Length: 342 pages5 hours


Movies offer us images (and usually sounds) that “throw our nerves in patterns on a screen” (Eliot). In other words, they express the neurological hyperactivity of modern subjects. Films are affect machines, in this respect. Each has its own heartbeat (narrative highs and lows), dramatic expansions and contractions (montage), and changing patterns and light (cinematography). The following chapters looks at films that have made impacts both in the history of film and, more broadly, in historical events of the Twentieth Century. Each chapter explores the ways in which modernity (the socio-historical, economic, and cultural context of the films) intersects with film content (character, plot, and various mise-en-scène elements that are part of the film’s narrative) and with cinematic form (camera angles, shot types, editing, lighting, sound, and other cinematic elements that are not part of the story itself) in web-like relationships.
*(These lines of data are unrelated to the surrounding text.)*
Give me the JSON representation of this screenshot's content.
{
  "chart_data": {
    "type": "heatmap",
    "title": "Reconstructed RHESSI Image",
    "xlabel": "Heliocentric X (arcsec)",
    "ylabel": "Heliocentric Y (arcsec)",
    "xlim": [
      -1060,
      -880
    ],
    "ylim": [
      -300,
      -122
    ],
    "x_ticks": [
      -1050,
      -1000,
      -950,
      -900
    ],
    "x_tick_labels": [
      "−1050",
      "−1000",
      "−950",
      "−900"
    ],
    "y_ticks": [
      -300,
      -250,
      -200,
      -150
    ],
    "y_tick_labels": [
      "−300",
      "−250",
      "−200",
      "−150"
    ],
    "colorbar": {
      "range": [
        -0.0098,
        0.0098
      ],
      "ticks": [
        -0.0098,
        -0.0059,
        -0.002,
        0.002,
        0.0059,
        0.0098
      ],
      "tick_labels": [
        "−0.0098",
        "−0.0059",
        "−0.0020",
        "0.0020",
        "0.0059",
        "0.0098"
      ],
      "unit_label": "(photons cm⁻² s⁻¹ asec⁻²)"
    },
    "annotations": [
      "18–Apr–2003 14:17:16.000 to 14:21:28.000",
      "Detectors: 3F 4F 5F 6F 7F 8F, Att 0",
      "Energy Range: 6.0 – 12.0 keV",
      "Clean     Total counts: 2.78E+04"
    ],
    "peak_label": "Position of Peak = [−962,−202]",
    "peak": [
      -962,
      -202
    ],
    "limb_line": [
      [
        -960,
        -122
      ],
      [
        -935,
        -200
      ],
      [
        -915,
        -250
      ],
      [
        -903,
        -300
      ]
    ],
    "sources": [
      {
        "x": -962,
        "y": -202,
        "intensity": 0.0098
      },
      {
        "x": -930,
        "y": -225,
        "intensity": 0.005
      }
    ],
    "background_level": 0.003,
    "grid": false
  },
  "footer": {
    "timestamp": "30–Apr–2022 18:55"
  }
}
At the same time, each chapter will consider the diachronic (across linear time) dynamic whereby films influenced their time and vice-versa. By looking at the way audience’s own understanding of characters or events were (and continue to be) influenced by, for instance, German Expressionistic settings or Russian Formalist montage, we can learn a lot about how subjects were (and continue to be) “directed” to see the world and to view themselves in it. By honing this ability to view films critically and consciously through a study of over 20 important films produced from 1895-2013, we can begin to identify the elements that have made film among the most powerful art forms of the 20th century.